A hypervisor is a machine that runs other machines. Instead of one OS per box, you run many — each isolated, each with its own kernel, each thinking it has the hardware to itself. This is how every cloud provider works. Now it's your turn.
What you'll build
KVM + QEMU + libvirt on ZFS
Linux's built-in hypervisor (KVM) with QEMU for hardware emulation and libvirt for management.
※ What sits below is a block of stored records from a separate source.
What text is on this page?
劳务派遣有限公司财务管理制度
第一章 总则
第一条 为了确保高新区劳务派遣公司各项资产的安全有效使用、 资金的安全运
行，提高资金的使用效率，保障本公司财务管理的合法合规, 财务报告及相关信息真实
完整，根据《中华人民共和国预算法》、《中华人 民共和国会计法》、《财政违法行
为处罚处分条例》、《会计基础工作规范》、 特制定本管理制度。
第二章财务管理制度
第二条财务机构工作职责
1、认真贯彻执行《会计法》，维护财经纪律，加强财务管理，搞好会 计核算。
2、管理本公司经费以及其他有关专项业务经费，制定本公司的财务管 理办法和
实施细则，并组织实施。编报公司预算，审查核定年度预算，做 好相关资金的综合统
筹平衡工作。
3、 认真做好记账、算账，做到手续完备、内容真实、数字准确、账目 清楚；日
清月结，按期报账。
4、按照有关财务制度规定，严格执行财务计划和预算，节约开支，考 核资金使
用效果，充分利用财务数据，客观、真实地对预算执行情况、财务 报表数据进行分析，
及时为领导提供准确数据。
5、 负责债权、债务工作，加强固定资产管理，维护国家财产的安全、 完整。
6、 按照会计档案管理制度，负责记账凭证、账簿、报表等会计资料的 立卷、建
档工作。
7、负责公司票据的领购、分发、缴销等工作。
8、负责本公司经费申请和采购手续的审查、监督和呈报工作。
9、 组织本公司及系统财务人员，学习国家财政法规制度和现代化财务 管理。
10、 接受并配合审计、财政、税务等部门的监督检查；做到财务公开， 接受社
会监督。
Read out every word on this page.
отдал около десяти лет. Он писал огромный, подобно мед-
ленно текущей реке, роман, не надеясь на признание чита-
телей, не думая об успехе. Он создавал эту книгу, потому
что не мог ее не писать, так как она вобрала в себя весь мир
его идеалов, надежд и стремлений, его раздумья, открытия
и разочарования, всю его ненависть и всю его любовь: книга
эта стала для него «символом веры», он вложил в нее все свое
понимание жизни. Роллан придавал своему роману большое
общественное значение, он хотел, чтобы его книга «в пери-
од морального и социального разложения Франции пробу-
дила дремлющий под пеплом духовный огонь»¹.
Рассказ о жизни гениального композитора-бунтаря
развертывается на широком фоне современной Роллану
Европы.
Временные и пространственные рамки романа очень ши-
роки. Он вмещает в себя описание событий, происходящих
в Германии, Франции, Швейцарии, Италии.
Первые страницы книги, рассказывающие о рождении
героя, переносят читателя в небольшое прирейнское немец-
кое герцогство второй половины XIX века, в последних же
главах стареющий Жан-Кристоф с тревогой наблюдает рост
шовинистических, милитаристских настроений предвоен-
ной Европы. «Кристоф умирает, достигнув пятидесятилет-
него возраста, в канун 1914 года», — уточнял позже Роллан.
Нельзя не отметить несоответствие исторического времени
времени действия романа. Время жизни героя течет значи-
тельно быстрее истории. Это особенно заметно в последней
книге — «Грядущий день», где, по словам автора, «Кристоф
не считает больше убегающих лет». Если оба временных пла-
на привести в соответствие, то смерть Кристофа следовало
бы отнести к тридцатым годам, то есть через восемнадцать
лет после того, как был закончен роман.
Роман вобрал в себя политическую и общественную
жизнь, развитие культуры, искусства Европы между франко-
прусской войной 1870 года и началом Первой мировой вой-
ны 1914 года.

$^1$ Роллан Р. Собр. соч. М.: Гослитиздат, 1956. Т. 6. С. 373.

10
VMs stored as ZFS zvols — block devices backed by ZFS. This means your VMs get snapshots, compression, and cloning for free.
The recipe
# Start with a kldload server install, then:
# Install hypervisor packages
kpkg install qemu-system-x86 libvirt-daemon-system virtinst \
ovmf bridge-utils virt-manager
# Enable and start libvirt
systemctl enable --now libvirtd
# Create a ZFS dataset for VM storage
kdir -o compression=lz4 /srv/vms
# Create a zvol for your first VM (40GB thin-provisioned)
zfs create -V 40G -s rpool/srv/vms/my-first-vm
# Install a VM from ISO
virt-install \
--name my-first-vm \
--ram 4096 --vcpus 4 \
--disk /dev/zvol/rpool/srv/vms/my-first-vm \
--cdrom /srv/isos/debian-13-netinst.iso \
--os-variant debian13 \
--network default \
--graphics vnc
# Snapshot before doing anything risky
zfs snapshot rpool/srv/vms/my-first-vm@clean-install
# Clone the VM instantly (CoW — uses zero extra space)
zfs clone rpool/srv/vms/my-first-vm@clean-install rpool/srv/vms/my-second-vm
What you'll learn
Hardware virtualization
How KVM uses CPU extensions (VT-x/AMD-V) to run guest kernels at near-native speed. Why QEMU handles device emulation. How libvirt ties it all together.
Storage virtualization
Why zvols beat qcow2 for VM storage. How thin provisioning works. Why copy-on-write cloning makes golden images practical. How ZFS snapshots give you instant VM rollback.